B/ Les courriers pamphlétaires adressés au maire de Lyon

Le monde construit par les locuteurs s’adressant au maire au travers de courriers pamphlétaires est un monde manichéen : la pureté et la vérité s’opposent au monde maléfique de l’imposture figuré ici par le monde politique qu’incarne le maire.

Cette opposition travaille l’ensemble des courriers des locuteurs. Du côté de la pureté, est auréolée une sphère politique préoccupée des Français, de leur devenir, de leur préservation616, de leur bien-être - “Ce “bordel” finira j’en suis sur. Nous méritons autre chose. Nous sommes une nation respectable - mais si peu respectée” [23]. Les locuteurs rappellent à l’envi les valeurs républicaines originelles - “Je suis allé, moi, à l’école de Jules Ferry de la République Française” [23], et bannissent toute controverse ou polémique politiciennes accusées d’aller à l’encontre de la concorde et de la grandeur - “Au lieu d’avoir de belles idées vous préférez vous manger entre vous. La grandeur ou est elle ? et les idées ?” [274]. Les descriptions de ce monde mystique, qui ne sont souvent qu’ébauchées, s’appuient sur et confortent une image mythique de la France, de son histoire, de sa grandeur ; elles trouvent dans le monde perverti un envers parfait.

Du côté de l’impur, les idéaux sont vidés de tout ce qui fait leur grandeur au profit de notions antinomiques : “Désordre, laxisme, pagaille, tel est la devise Républicaine. Après ça allez donc fêter le Bicentenaire de la Révolution” [243]. Tous les qualificatifs indiquant la décadence de la population, de la terre, du régime politique, du contrat social sont mobilisés pour caractériser une France perdue : “Pauvre terre de France mal gouvernée , vendue , dénatalisée , vieillie , vendue par ses élus aveugles” [101, souligné par l’auteur]. La classe politique tenant, dans la promotion d’un tel chaos, un rôle de premier plan : “En France, vous ne faites que de la politique. Le résultat, nous le voyons chaque jour - minable - déplorable” [23].

Dans ce monde construit sur l’opposition entre une politique pure - ou “mystique” pour emprunter au vocabulaire de Charles Péguy -, et une politique impure - ou politicienne -, les locuteurs s’érigent en garant de la pureté, de la vraie politique. Le maire est quant à lui renvoyé du côté d’un monde perverti, d’un monde perdu qu’il est accusé d’avoir en partie contribué à faire chuter. On est donc en présence de deux mondes totalement opposés qu’aucun terrain commun ne semble pouvoir réunir, qu’aucune équivalence ne semble pouvoir faire communiquer.
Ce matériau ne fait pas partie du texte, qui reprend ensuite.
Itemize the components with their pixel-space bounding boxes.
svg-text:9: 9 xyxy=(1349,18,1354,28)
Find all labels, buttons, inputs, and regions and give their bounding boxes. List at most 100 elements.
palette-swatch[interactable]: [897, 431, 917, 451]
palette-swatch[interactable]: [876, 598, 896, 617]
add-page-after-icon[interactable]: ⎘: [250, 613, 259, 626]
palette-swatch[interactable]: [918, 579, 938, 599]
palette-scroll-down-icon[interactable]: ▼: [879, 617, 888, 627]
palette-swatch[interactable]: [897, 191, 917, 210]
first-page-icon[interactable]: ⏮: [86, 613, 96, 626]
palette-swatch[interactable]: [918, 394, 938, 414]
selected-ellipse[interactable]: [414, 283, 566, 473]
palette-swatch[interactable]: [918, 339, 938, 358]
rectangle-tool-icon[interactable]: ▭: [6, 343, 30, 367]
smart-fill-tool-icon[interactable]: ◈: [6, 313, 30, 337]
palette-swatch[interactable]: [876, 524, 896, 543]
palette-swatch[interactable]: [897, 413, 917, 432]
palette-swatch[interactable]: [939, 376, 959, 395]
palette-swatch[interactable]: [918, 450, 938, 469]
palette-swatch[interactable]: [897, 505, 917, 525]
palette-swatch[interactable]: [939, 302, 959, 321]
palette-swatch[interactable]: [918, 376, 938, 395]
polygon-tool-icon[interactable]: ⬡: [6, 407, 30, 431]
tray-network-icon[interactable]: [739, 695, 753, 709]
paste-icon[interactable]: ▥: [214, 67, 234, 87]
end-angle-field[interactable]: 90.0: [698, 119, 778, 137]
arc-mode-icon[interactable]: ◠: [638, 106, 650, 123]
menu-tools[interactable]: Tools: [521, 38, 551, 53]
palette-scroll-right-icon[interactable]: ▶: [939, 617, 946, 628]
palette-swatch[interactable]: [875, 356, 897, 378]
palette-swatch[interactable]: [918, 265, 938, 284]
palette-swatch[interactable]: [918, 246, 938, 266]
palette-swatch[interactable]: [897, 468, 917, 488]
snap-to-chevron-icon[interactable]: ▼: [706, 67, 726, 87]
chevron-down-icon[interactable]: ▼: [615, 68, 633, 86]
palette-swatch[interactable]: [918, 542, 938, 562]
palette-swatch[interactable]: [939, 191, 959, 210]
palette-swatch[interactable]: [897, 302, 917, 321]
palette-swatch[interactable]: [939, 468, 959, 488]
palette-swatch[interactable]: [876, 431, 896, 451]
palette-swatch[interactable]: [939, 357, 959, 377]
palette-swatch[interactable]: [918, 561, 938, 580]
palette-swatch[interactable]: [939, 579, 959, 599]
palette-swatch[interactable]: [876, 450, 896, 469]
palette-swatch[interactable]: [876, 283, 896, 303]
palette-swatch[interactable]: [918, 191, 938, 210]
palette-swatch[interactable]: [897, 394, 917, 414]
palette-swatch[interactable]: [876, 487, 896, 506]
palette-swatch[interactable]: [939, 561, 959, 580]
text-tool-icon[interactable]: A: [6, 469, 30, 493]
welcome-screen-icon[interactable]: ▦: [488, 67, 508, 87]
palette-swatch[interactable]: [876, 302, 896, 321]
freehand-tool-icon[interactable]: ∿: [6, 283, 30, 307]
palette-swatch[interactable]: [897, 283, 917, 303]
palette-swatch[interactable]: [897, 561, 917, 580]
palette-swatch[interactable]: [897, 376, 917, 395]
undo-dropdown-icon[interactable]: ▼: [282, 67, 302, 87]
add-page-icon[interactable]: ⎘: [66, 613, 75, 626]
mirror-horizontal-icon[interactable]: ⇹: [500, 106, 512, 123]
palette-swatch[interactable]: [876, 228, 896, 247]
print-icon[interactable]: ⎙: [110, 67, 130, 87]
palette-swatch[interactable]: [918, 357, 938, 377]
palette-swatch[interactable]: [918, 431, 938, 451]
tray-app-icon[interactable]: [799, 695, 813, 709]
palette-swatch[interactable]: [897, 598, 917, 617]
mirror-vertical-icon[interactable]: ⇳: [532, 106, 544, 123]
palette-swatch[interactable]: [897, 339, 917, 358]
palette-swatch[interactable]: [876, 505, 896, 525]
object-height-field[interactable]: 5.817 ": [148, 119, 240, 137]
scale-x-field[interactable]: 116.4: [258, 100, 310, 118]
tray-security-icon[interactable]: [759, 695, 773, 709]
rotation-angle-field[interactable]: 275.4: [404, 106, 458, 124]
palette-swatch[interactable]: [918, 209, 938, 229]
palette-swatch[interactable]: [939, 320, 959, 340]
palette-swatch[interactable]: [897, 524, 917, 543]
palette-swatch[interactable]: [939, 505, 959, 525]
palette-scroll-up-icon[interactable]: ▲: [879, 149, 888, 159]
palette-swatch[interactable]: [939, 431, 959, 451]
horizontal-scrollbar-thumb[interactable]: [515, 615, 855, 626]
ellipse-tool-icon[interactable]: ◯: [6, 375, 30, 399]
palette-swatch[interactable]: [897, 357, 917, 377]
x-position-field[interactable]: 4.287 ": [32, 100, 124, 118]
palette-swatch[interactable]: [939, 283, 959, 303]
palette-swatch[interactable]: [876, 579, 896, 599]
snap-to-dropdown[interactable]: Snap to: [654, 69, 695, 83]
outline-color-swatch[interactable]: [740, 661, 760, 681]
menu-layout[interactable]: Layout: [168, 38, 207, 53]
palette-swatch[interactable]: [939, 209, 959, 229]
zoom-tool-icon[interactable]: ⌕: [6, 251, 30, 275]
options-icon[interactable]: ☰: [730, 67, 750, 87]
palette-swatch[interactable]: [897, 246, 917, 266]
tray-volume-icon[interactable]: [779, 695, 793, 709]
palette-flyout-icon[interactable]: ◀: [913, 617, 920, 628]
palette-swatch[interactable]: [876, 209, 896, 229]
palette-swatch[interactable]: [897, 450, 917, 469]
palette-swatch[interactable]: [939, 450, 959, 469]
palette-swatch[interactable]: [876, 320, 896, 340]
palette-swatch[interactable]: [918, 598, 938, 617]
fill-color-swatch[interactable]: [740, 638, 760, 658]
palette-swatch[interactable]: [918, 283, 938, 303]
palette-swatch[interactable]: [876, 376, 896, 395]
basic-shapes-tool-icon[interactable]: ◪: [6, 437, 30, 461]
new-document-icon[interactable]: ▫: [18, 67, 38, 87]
Ce sont ces mondes parallèles que l’on se propose de découvrir en prêtant attention aussi bien aux légitimités et fondements mobilisés par les citoyens qu’aux critiques que ces derniers adressent à leur maire (1). On verra alors dans un deuxième temps en quoi ce genre pamphlétaire implique un mode argumentaire spécifique - et partant des fautes de grammaire possibles - mode avant tout destiné à convertir son auditoire (2).

Notes
616.

Dans le cadre des lettres racistes, ce monde de la pureté est représenté par les valeurs de l’occident opposées aux valeurs prêtées aux musulmans. La trahison consiste alors en la promotion des valeurs de l’ennemi. “Cette religion raciste envers la femme et qui dégrade la condition féminine à l’état d’esclave est inacceptable sur notre sol et contraire à l’Esprit de 89 et aux droits de l’homme. Comme toujours cette manoeuvre sournoise propre à la félonie islamique, culpabilise une fois de plus les Français. En quoi somme nous responsable d’islamas barbares qui ne respectent pas la règle commune imposé à tous sans distinction de races ou de confession. Et vous vous voulez leur batir un centre islamique (Une base logistique subversive)” [174, c’est nous qui soulignons].